Beth and Richard eat a little, just to be sociable I think, but Charlotte, smiling happily, shovels hers down in time-honoured fashion. The moment her plate’s empty, Michael scoops more on for her.
When her eye is turned away from me, I give the syringe a squeeze, and after a minute or so, the growing ache in my thigh ebbs enough that the pain stops doing my thinking for me and I can keep my attention on the people around me.
If it weren’t so bloody painful, I would recommend getting yourself shot for anyone who enjoys being the centre of attention.
Michael says little, mainly I think, recouping from the strain of being Charlotte’s support over the last few days. He’s doing his best to be polite and alert but keeps drifting off into cat-naps, which everyone pretends not to notice.
And ego aside, it’s good to have people around me as the chatter, consequential or otherwise, keeps my mind off my injury. Painkillers or not, it is a mere soreness so long as I remain quite still, but flares and burns whenever I move.
For now, I’m happy enough where I am.
And what happens next?
“So where do we work from now, as a base?” I ask Richard. “With the old offices burned out. What has actually been lost?”
He shrugs it off….
If you can keep your head when all about you are losing theirs….
“Oh, it’s by no means a disaster,” he says. “All the information that mattered was stored on the cloud anyway. And, as you know, it was always the plan that we would move to the new headquarters as part of the City Project. I’ve simply brought forward that phase of the works. The offices are going up as we speak. We should be in there within three months.”
Is it really that simple?
Chad stares at his hands….
What to say…?
He’s a lawyer….
But he’s representing her….
“I’m…. not sure. There was always something she was afraid of. Something she said she’d done. But she never told me what it was, and when we saw the news about Blessingmoors….”
Mr Vincenzo gives him a sharp look. “She came from Blessingmoors?”
“Yes. She never outright told me that, but when I see what’s happening and what I know about her, I’m sure of it.”
“Would she have told anyone else?”
“Mrs Collier should know. She fostered her. And she might have spoken to Mr Kalkowski.”
“Mr Kalkowski?”
“Her old teacher. She really loves that old man, and trusts him too. He was the one that persuaded her to try for University.” He sits forward. “Sir, Mr Kalkowski is very old. He looks ill. If…. When… you see Jenny, please tell her that…. Tell her that if she is going to write to him, or visit him, I think she needs to make it soon.”

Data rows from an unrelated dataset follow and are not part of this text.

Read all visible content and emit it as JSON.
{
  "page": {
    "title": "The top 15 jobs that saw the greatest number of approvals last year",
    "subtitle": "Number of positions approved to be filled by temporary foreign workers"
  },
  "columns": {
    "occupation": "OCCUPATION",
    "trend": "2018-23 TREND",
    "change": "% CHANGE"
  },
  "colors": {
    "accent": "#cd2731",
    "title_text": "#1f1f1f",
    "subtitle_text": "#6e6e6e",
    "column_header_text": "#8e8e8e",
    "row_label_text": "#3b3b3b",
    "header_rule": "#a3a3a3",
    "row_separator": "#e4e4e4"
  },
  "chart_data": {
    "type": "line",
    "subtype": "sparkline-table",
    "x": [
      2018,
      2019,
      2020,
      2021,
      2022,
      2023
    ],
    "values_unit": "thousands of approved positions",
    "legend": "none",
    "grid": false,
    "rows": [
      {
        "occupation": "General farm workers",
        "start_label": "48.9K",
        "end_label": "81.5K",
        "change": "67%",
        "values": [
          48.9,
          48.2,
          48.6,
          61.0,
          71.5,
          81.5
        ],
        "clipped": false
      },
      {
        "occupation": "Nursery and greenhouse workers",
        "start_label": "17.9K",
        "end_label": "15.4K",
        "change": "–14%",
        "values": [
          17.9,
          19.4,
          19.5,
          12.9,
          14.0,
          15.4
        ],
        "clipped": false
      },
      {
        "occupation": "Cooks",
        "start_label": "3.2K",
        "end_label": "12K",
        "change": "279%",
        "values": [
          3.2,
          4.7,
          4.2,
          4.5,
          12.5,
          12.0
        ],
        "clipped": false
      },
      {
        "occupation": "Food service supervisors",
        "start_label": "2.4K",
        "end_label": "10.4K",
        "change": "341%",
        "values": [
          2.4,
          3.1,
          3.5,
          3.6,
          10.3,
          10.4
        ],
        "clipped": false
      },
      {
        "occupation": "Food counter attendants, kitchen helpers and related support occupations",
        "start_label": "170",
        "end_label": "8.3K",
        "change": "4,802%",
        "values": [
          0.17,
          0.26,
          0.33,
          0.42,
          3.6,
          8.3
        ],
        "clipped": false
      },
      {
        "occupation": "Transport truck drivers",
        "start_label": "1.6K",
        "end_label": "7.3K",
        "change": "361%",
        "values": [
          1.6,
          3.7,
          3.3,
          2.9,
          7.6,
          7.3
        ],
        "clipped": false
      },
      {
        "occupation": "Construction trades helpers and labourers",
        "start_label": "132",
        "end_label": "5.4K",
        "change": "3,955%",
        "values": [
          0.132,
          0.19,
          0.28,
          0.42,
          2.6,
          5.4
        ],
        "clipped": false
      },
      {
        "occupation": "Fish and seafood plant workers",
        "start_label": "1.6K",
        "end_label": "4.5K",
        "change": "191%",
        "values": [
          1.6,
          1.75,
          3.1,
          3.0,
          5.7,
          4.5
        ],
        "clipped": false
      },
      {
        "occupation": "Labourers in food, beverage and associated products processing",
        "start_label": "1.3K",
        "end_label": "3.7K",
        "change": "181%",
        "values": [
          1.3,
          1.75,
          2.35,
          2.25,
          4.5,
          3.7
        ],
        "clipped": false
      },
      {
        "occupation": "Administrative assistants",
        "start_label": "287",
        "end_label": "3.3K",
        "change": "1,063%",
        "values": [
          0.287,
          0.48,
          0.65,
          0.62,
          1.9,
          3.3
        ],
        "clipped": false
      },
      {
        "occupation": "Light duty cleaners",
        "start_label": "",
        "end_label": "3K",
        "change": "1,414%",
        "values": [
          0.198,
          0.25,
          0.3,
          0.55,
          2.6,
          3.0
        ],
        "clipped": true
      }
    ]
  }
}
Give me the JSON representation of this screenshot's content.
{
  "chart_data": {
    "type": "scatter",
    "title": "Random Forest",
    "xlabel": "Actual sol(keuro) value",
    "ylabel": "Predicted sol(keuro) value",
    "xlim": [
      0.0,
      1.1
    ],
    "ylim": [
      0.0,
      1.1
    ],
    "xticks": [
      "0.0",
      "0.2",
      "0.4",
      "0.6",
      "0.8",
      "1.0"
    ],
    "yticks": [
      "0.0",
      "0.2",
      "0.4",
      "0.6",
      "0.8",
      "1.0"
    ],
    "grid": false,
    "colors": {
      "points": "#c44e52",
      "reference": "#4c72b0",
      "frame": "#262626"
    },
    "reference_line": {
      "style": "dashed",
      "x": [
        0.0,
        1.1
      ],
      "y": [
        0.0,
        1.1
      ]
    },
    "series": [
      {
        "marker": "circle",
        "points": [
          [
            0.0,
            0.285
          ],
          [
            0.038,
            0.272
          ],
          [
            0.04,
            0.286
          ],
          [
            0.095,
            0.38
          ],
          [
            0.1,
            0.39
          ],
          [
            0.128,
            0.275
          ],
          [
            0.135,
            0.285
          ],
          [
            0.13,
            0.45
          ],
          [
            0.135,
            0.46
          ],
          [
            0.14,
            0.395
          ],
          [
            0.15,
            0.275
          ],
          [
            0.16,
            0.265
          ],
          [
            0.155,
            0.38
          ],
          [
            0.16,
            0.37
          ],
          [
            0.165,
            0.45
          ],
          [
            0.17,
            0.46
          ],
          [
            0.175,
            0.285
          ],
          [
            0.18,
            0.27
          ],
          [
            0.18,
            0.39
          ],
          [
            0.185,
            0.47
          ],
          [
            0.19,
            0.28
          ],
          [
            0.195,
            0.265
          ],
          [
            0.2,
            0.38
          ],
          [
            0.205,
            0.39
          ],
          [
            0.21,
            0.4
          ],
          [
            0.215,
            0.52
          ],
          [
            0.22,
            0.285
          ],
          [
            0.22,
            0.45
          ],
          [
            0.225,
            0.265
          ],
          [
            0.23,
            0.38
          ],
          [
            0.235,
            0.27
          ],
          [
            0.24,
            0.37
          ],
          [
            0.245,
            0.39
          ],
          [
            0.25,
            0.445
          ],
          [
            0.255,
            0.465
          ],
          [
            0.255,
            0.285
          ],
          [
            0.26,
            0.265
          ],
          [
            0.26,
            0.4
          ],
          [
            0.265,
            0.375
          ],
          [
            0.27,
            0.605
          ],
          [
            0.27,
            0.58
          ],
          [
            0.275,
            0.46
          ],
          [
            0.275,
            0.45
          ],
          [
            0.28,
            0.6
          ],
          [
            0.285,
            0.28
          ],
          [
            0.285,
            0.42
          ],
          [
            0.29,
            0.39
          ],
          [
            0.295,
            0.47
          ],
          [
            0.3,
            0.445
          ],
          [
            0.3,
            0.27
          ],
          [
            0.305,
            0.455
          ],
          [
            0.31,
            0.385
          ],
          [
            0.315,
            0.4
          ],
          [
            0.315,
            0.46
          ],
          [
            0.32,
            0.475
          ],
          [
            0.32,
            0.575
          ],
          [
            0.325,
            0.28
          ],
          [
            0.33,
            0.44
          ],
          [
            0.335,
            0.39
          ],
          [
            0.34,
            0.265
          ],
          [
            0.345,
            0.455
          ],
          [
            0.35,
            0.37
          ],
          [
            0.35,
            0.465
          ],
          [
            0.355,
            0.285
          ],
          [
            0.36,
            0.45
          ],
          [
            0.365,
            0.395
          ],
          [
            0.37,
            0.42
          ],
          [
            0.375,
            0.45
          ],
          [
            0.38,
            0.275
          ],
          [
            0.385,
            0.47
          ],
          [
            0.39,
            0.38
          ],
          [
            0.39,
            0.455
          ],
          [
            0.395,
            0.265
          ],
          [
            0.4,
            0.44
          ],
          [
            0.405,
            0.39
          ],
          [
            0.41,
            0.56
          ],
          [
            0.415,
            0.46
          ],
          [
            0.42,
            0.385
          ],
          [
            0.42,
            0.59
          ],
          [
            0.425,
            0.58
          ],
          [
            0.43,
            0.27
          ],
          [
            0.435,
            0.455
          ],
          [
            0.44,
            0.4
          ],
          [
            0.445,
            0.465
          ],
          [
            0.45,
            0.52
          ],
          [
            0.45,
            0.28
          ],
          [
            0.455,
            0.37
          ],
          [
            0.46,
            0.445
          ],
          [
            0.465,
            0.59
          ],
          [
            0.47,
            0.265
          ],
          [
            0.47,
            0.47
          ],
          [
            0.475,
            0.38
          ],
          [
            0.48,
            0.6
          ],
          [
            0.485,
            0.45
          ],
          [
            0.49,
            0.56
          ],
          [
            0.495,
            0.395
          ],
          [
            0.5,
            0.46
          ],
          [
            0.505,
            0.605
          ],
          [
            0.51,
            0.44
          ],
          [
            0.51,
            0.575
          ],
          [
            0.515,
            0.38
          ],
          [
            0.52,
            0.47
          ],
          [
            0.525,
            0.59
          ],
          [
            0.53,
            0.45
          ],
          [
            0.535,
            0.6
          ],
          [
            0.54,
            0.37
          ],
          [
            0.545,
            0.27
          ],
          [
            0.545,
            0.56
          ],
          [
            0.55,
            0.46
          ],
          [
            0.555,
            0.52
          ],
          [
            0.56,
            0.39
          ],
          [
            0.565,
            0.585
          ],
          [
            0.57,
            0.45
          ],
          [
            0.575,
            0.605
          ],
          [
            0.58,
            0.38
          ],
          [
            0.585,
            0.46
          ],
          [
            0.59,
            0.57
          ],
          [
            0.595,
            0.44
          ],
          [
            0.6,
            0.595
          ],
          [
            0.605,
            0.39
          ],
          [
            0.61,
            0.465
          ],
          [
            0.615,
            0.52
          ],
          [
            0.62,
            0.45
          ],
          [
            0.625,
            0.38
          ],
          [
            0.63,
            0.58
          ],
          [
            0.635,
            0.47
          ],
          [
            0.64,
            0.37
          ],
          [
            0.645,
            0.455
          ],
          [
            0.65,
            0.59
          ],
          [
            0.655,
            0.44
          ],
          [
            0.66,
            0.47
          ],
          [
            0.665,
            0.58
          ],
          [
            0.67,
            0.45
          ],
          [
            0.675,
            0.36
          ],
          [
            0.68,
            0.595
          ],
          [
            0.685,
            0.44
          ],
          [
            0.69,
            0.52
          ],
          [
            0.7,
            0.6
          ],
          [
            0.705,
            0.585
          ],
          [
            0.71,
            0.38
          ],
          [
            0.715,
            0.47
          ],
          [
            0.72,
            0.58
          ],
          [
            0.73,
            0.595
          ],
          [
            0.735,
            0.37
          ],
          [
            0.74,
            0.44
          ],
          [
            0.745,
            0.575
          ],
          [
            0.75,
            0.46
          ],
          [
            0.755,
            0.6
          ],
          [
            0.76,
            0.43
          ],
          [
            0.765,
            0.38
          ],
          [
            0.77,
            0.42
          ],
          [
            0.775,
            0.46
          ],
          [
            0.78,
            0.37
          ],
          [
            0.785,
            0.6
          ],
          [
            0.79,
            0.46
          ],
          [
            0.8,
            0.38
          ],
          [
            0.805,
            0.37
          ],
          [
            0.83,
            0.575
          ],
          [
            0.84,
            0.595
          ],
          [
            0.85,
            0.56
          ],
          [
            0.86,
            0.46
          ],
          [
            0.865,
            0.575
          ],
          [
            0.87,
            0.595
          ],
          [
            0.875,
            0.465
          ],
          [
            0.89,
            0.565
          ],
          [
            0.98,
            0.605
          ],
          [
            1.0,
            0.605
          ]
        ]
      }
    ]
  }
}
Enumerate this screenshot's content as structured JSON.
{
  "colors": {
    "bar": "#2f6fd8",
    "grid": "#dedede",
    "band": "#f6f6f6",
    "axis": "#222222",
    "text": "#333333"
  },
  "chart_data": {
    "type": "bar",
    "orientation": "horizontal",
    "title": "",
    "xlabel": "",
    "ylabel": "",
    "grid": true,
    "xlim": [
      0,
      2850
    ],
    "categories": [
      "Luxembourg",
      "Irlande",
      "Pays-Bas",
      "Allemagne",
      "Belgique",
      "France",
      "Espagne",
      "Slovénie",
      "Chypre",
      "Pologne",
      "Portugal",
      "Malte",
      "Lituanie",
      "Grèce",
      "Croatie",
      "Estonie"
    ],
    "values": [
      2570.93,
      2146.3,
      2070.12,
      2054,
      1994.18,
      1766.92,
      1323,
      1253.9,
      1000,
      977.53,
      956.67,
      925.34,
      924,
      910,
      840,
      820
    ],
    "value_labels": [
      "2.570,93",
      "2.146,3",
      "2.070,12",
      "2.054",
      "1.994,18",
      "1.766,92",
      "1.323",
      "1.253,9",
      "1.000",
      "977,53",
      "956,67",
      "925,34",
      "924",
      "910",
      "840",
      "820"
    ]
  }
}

The lawyer considers the young man before him, earnest, apparently sincere. “Mr Bennett, what is the nature of your continued interest in your estranged wife?”
“Oh, God.” Chad swipes a hand through his hair. “It was my fault. It was all my fault. I just want to put things right for her. To see that Jenny has a fair chance at her new life.” He looks the lawyer in the face. “Honestly, that’s all I want.”
Mr Vincenzo measures what he sees before him…. a handsome boy, beautiful even. Graceful, well-spoken…. with what the young woman he represents has already told him. He reaches a decision. “I’ll deliver your message for you of course when I see her again. But I am not sure when that will be. The matter of your divorce is now settled.”